O índice de mortes por malária a nível da comuna de Catabola, município do Longonjo, baixou de 20 para sete casos por mês, graças ao trabalho de sensibilização realizado pelas autoridades sanitárias junto dos bairros, escolas e igrejas.

Atendimento médico e medicamentoso melhorou consideravelmente na comuna de Catabola o que deixa os habitantes satisfeitos
Fotografia: Francisco Lopes

O chefe de repartição comunal de Saúde de Catabola, Celestino Carlos, disse ainda que a melhoria do saneamento do meio, a construção de latrinas, o uso regular de mosquiteiros para crianças menores de cinco anos e mulheres grávidas são factores que têm contribuído para a redução de óbitos.

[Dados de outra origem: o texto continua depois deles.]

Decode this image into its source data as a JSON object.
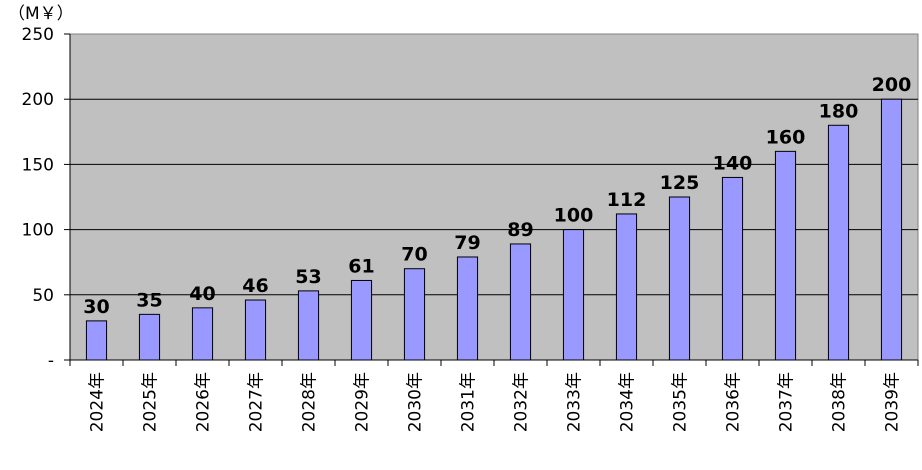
{
  "chart_data": {
    "type": "bar",
    "unit_label": "（M￥）",
    "categories": [
      "2024年",
      "2025年",
      "2026年",
      "2027年",
      "2028年",
      "2029年",
      "2030年",
      "2031年",
      "2032年",
      "2033年",
      "2034年",
      "2035年",
      "2036年",
      "2037年",
      "2038年",
      "2039年"
    ],
    "series": [
      {
        "values": [
          30,
          35,
          40,
          46,
          53,
          61,
          70,
          79,
          89,
          100,
          112,
          125,
          140,
          160,
          180,
          200
        ]
      }
    ],
    "data_labels": [
      "30",
      "35",
      "40",
      "46",
      "53",
      "61",
      "70",
      "79",
      "89",
      "100",
      "112",
      "125",
      "140",
      "160",
      "180",
      "200"
    ],
    "ylim": [
      0,
      250
    ],
    "y_ticks": [
      0,
      50,
      100,
      150,
      200,
      250
    ],
    "y_tick_labels": [
      "-",
      "50",
      "100",
      "150",
      "200",
      "250"
    ],
    "grid": true,
    "colors": {
      "bar_fill": "#9999ff",
      "bar_stroke": "#000000",
      "plot_background": "#c0c0c0",
      "gridline": "#000000"
    }
  }
}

A situação vai melhorar ainda, em função da aposta que o sector está a fazer na construção de postos e centros de saúde de referência, com vista a aproximar cada vez mais estes serviços às populações.
Com isso, as autoridades pretendem igualmente diminuir as dificuldades que as populações enfrentavam para ter acesso aos serviços de saúde, uma vez que são obrigadas a percorrer longas distâncias.

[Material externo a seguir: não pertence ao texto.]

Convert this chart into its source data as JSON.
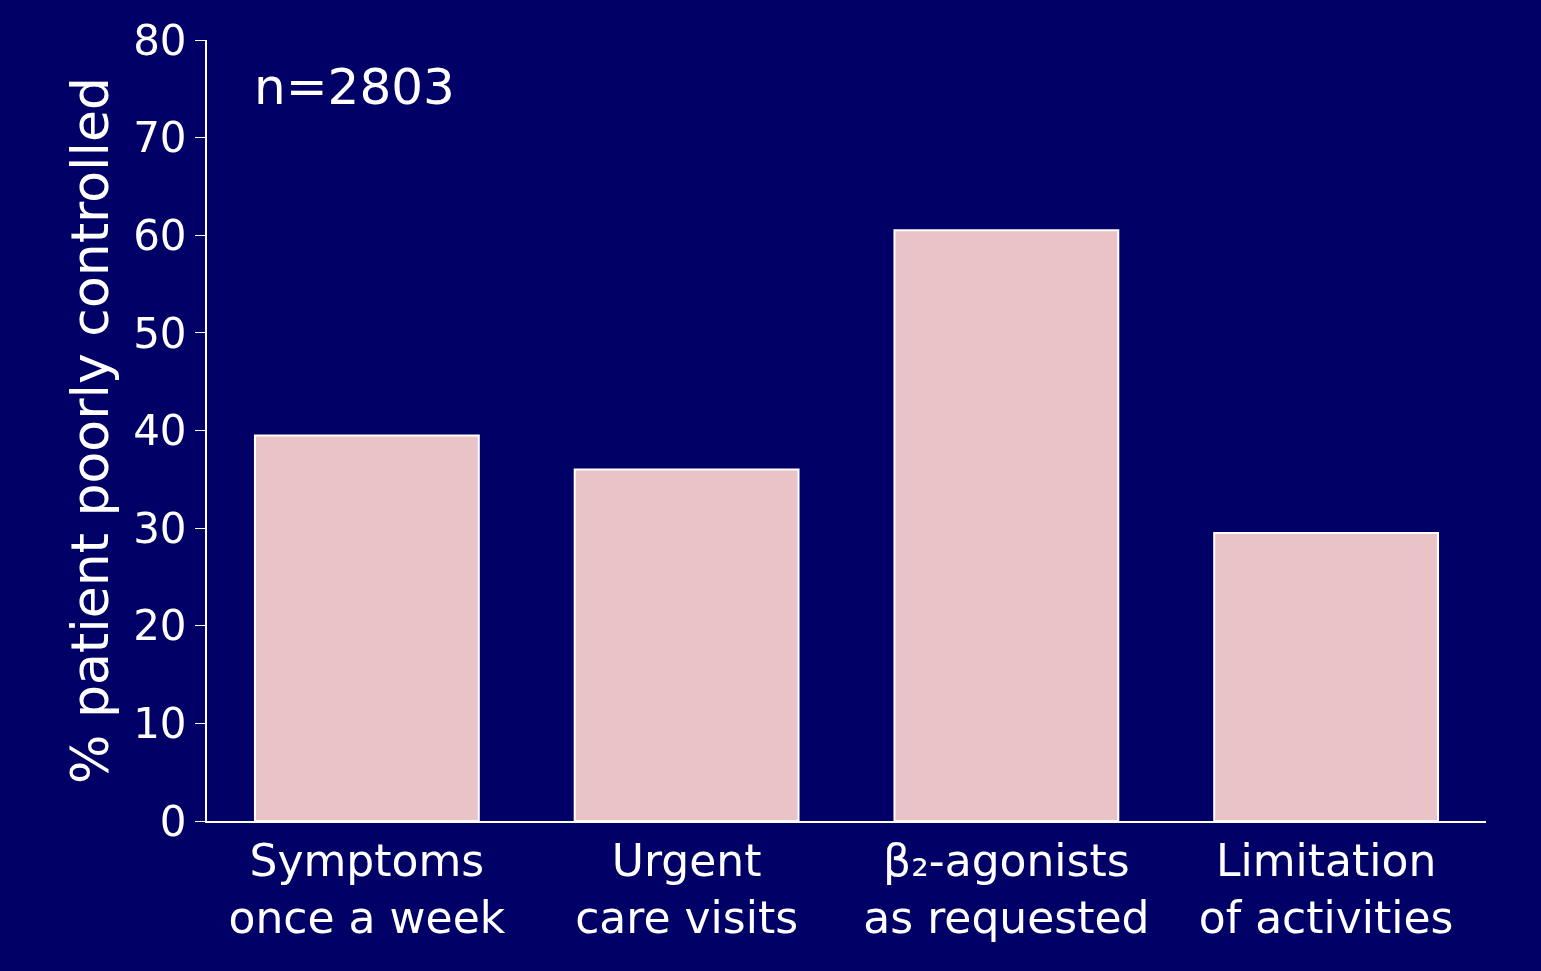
{
  "chart_data": {
    "type": "bar",
    "ylabel": "% patient poorly controlled",
    "categories": [
      "Symptoms\nonce a week",
      "Urgent\ncare visits",
      "β₂-agonists\nas requested",
      "Limitation\nof activities"
    ],
    "values": [
      39.5,
      36,
      60.5,
      29.5
    ],
    "color": "#e9c3c5",
    "ylim": [
      0,
      80
    ],
    "yticks": [
      0,
      10,
      20,
      30,
      40,
      50,
      60,
      70,
      80
    ],
    "grid": false,
    "annotations": [
      "n=2803"
    ]
  }
}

Neste momento, o chefe de repartição avançou que a rede sanitária de Catabola é sustentada por um posto de saúde, localizado na povoação de Cambinda e um centro a nível da sede da comuna, que tem capacidade de internamento de dez camas. Até ao momento, o único centro de referência, que se encontra na sede comunal, tem igualmente atendido as populações com casos complicados da comuna do Mundundo, no município do Ucuma.
O atendimento médico e medicamentoso está garantido, mas o chefe de repartição da Saúde da comuna pretende o aumento da rede sanitária, principalmente em algumas aldeias muito distantes da sede.

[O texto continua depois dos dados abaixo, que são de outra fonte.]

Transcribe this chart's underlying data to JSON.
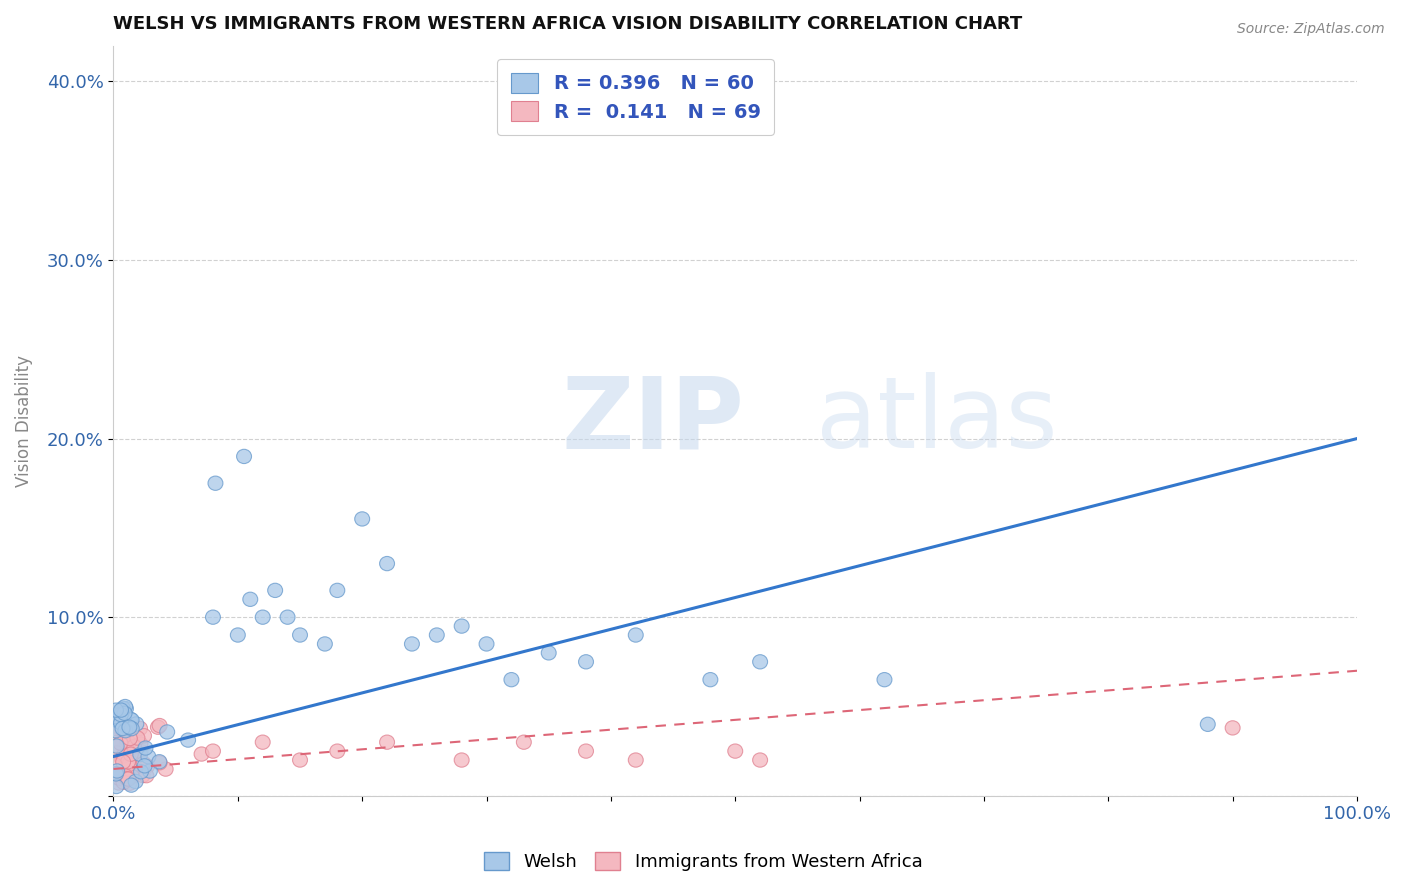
{
  "title": "WELSH VS IMMIGRANTS FROM WESTERN AFRICA VISION DISABILITY CORRELATION CHART",
  "source": "Source: ZipAtlas.com",
  "ylabel": "Vision Disability",
  "xlim": [
    0.0,
    1.0
  ],
  "ylim": [
    0.0,
    0.42
  ],
  "xtick_pos": [
    0.0,
    0.1,
    0.2,
    0.3,
    0.4,
    0.5,
    0.6,
    0.7,
    0.8,
    0.9,
    1.0
  ],
  "xtick_labels": [
    "0.0%",
    "",
    "",
    "",
    "",
    "",
    "",
    "",
    "",
    "",
    "100.0%"
  ],
  "ytick_pos": [
    0.0,
    0.1,
    0.2,
    0.3,
    0.4
  ],
  "ytick_labels": [
    "",
    "10.0%",
    "20.0%",
    "30.0%",
    "40.0%"
  ],
  "welsh_color": "#a8c8e8",
  "welsh_edge_color": "#6699cc",
  "immigrant_color": "#f4b8c0",
  "immigrant_edge_color": "#e08090",
  "welsh_R": 0.396,
  "welsh_N": 60,
  "immigrant_R": 0.141,
  "immigrant_N": 69,
  "welsh_line_color": "#3377cc",
  "immigrant_line_color": "#dd6677",
  "watermark_zip": "ZIP",
  "watermark_atlas": "atlas",
  "legend_label_welsh": "Welsh",
  "legend_label_immigrant": "Immigrants from Western Africa",
  "welsh_line_intercept": 0.022,
  "welsh_line_slope": 0.178,
  "immigrant_line_intercept": 0.015,
  "immigrant_line_slope": 0.055
}
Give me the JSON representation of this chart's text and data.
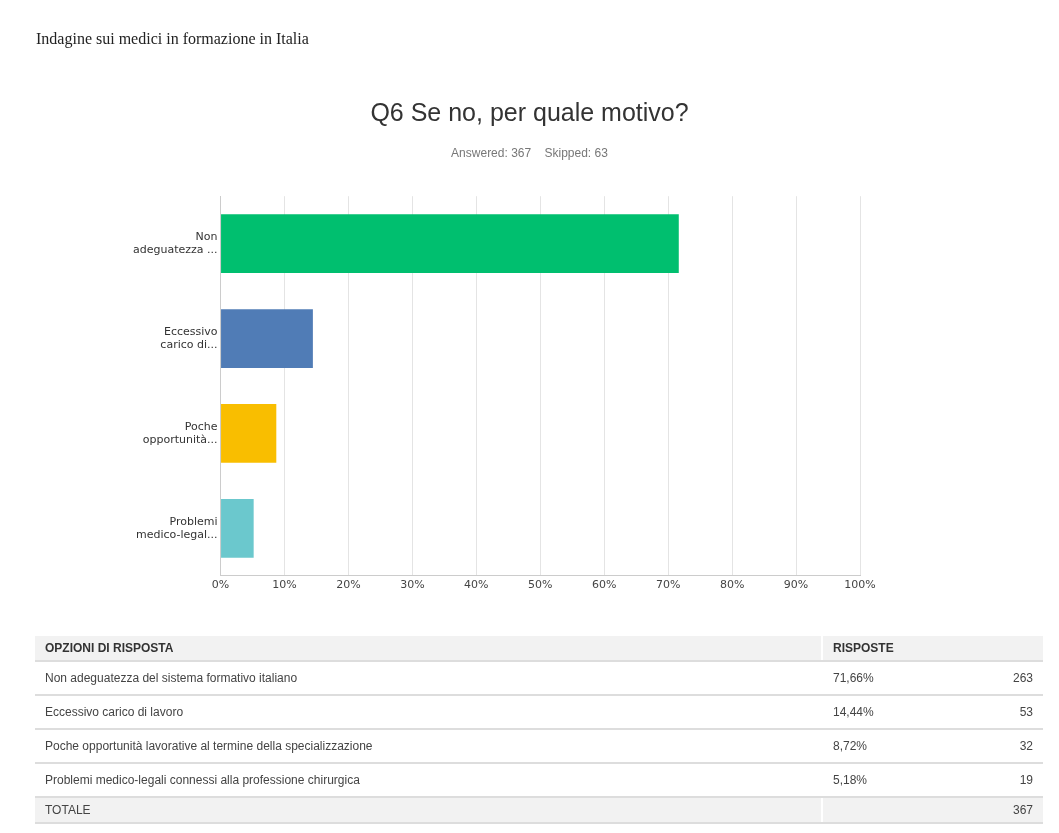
{
  "chart_data": {
    "type": "bar",
    "orientation": "horizontal",
    "title": "Q6 Se no, per quale motivo?",
    "subtitle": "Answered: 367    Skipped: 63",
    "categories": [
      "Non adeguatezza ...",
      "Eccessivo carico di...",
      "Poche opportunità...",
      "Problemi medico-legal..."
    ],
    "series": [
      {
        "values": [
          71.66,
          14.44,
          8.72,
          5.18
        ],
        "colors": [
          "#00bf6f",
          "#507cb6",
          "#f9be00",
          "#6bc8cd"
        ]
      }
    ],
    "xlim": [
      0,
      100
    ],
    "xticks": [
      {
        "value": 0,
        "label": "0%"
      },
      {
        "value": 10,
        "label": "10%"
      },
      {
        "value": 20,
        "label": "20%"
      },
      {
        "value": 30,
        "label": "30%"
      },
      {
        "value": 40,
        "label": "40%"
      },
      {
        "value": 50,
        "label": "50%"
      },
      {
        "value": 60,
        "label": "60%"
      },
      {
        "value": 70,
        "label": "70%"
      },
      {
        "value": 80,
        "label": "80%"
      },
      {
        "value": 90,
        "label": "90%"
      },
      {
        "value": 100,
        "label": "100%"
      }
    ],
    "grid": "x",
    "legend": false,
    "annotations": [
      "Indagine sui medici in formazione in Italia",
      "OPZIONI DI RISPOSTA",
      "RISPOSTE",
      "Non adeguatezza del sistema formativo italiano",
      "Eccessivo carico di lavoro",
      "Poche opportunità lavorative al termine della specializzazione",
      "Problemi medico-legali connessi alla professione chirurgica",
      "263",
      "53",
      "32",
      "19",
      "TOTALE",
      "367",
      "71,66%",
      "14,44%",
      "8,72%",
      "5,18%"
    ]
  }
}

Um grupo de 17 trabalhadores, entre médicos, enfermeiros auxiliares e gerais, pessoal de apoio hospitalar asseguram o funcionamento da rede sanitária em Catabola, mas o responsável a­pela para o aumento de técnicos, no sentido de se travar as doenças diarreicas agudas, respiratórias, malária, parasitoses intestinais e bronquite, as principais enfermidades.
Em tempos de grande agitação, salienta Celestino Carlos, o centro de saúde comunal chega a atender, em média, mais de 80 pacientes diariamente em consultas externas de pediatria, maternidade, cirurgia, além de banco de urgência, puericultura, laboratório e outras áreas.
As duas unidades clínicas, que têm sido abastecidas regularmente com medicamentos e outros meios, precisam ainda de médicos residente e de ambulâncias. Neste momento, as duas unidade contam com o apoio de uma carrinha, para auxiliar as actividades hospitalares, transporte dos médicos, na sua maioria de nacionalidade cubana, que se deslocam à comuna uma vez por semana.

Serviço de maternidade 


Celestino Carlos sublinhou que durante o primeiro semestre deste ano, pelo menos 121 partos foram realizados na secção da maternidade do centro de saúde. O chefe de repartição da Saúde informou ainda que 30 crianças são assistidas diariamente nos serviços de pediatria de Catabola.
O Governo Provincial está empenhado em inverter o quadro actual do sector da saúde, melhorando a assistência médica e medicamentosa às populações nas comunidades.
No âmbito do Programa de Investimentos Públicos (PIP) do Governo Provincial, prevê-se a construção na sede de um centro de saúde, no próximo ano. O mesmo vai ter capacidade para internar 30 doentes.
A aplicação do programa provincial da saúde "Uhayele vimbo", o mesmo que "Saúde na aldeia”, em português, está a possibilitar aos cidadãos fazer as consultas médicas mais próximo das suas residências.